The occasion gave Moyer a chance to recall Franco, who hit for both average and power.

"He covered the plate well, at times he used a really big bat, and he really understood himself, and he understood the strike zone," Moyer said. "Look at the good hitters, the guys that hit for average or drive in high runs year after year, they have a really good idea of what they're hitting and what they're facing on the mound on a given day.

"A lot of that comes with experience. You see a lot of people come into this game with a lot of talent, but those who are able to fine-tune create consistency throughout their careers. He had a long career."

Pacheco finding groove at the plate

DENVER -- Rockies third baseman Jordan Pacheco is quietly returning to the type of hitting that excited the club during Spring Training, as well as a late-season callup in 2011.

Pacheco hit .200 in sparing playing time early in the season before being sent down to Triple-A Colorado Springs. Pacheco hit .433 for the Sky Sox, and with Chris Nelson on the disabled list with a wrist injury he seems to be finding his Major League form with regular playing time.

Pacheco went 3-for-7 with a double and two RBIs in two games leading into Thursday's finale of two with the D-backs. The Rockies moved Pacheco into the No. 2 spot in the order for Thursday.

"It's all about your approach, and you have to develop it to hit at this level," Pacheco said. "Anytime you're on the field it's a good opportunity. We need 'Nellie' back, and we hope he gets back soon. All we've got to do is do what's necessary to win ballgames."
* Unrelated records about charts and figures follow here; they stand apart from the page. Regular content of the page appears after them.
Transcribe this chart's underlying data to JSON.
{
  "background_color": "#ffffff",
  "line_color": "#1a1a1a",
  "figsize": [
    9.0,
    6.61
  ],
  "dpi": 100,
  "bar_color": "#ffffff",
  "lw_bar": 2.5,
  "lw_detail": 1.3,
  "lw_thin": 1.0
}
Manager Jim Tracy said he likes the control Pacheco is exhibiting during his at-bats. Wednesday, his RBI single was a simple swing that put the ball between the third baseman and the shortstop.

"This guy is a good hitter," Tracy said. "I didn't say he's a slugger or anything like that. He's going to give you a good, competitive at-bat. He's a good situational hitter. He's a bat-to-ball guy, not a huge strikeout guy."

Pacheco is a work in progress at third base. An infielder in college at the University of New Mexico, the Rockies converted him to catcher in the Minors, then added third base and first base in an effort to give him more playing opportunities. When the Rockies sent him down in April, the plan was for him to become more comfortable at third.

"We're not asking him to be Brooks Robinson," Tracy said. "But his decision-making on balls off the bat has improved."

Guthrie aims to keep up with fellow starters

DENVER -- The Rockies acquired right-hander Jeremy Guthrie to serve as an innings-eating example for younger pitchers on the staff.

In recent games the staff did quite well while Guthrie was on the disabled list with a sprained right shoulder. Now Guthrie wants to keep up with the others.

Guthrie returned from the disabled list on Tuesday in San Francisco, and was effective if not lengthy. He held the Giants to one unearned run and four hits in 5 1/3 innings, but left after 90 pitches. The Rockies won, but blew Guthrie's lead, so he ended up with a no-decision.

Guthrie said he is recovering well between starts and expects to give the team greater length on Sunday when he faces the Mariners at Coors Field.

"I didn't feel any different from any other start; I felt pretty strong, even at the end," Guthrie said of his work against the Giants, when he struck out four and walked four. "I felt pretty normal other than being a little rusty at the start, facing Major League hitters. I wasn't able to get into the strike zone.

Juan Nicasio, in what he hopes is his first full big league season, has been the team's best pitcher. Recent callup Christian Friedrich has had two impressive outings. Alex White has been effective for all but one inning in two outings since he was called up from Triple-A. Jamie Moyer ended a run of short and ineffective starts with a win against the D-backs on Wednesday night.

"It was tough not to be there for the team, especially when we struggled," Guthrie said. "We're trying to get the pitching staff more consistently better. It's good to be a part of it. Hopefully, I can go out there, work deeper into games and have everybody feed off each other."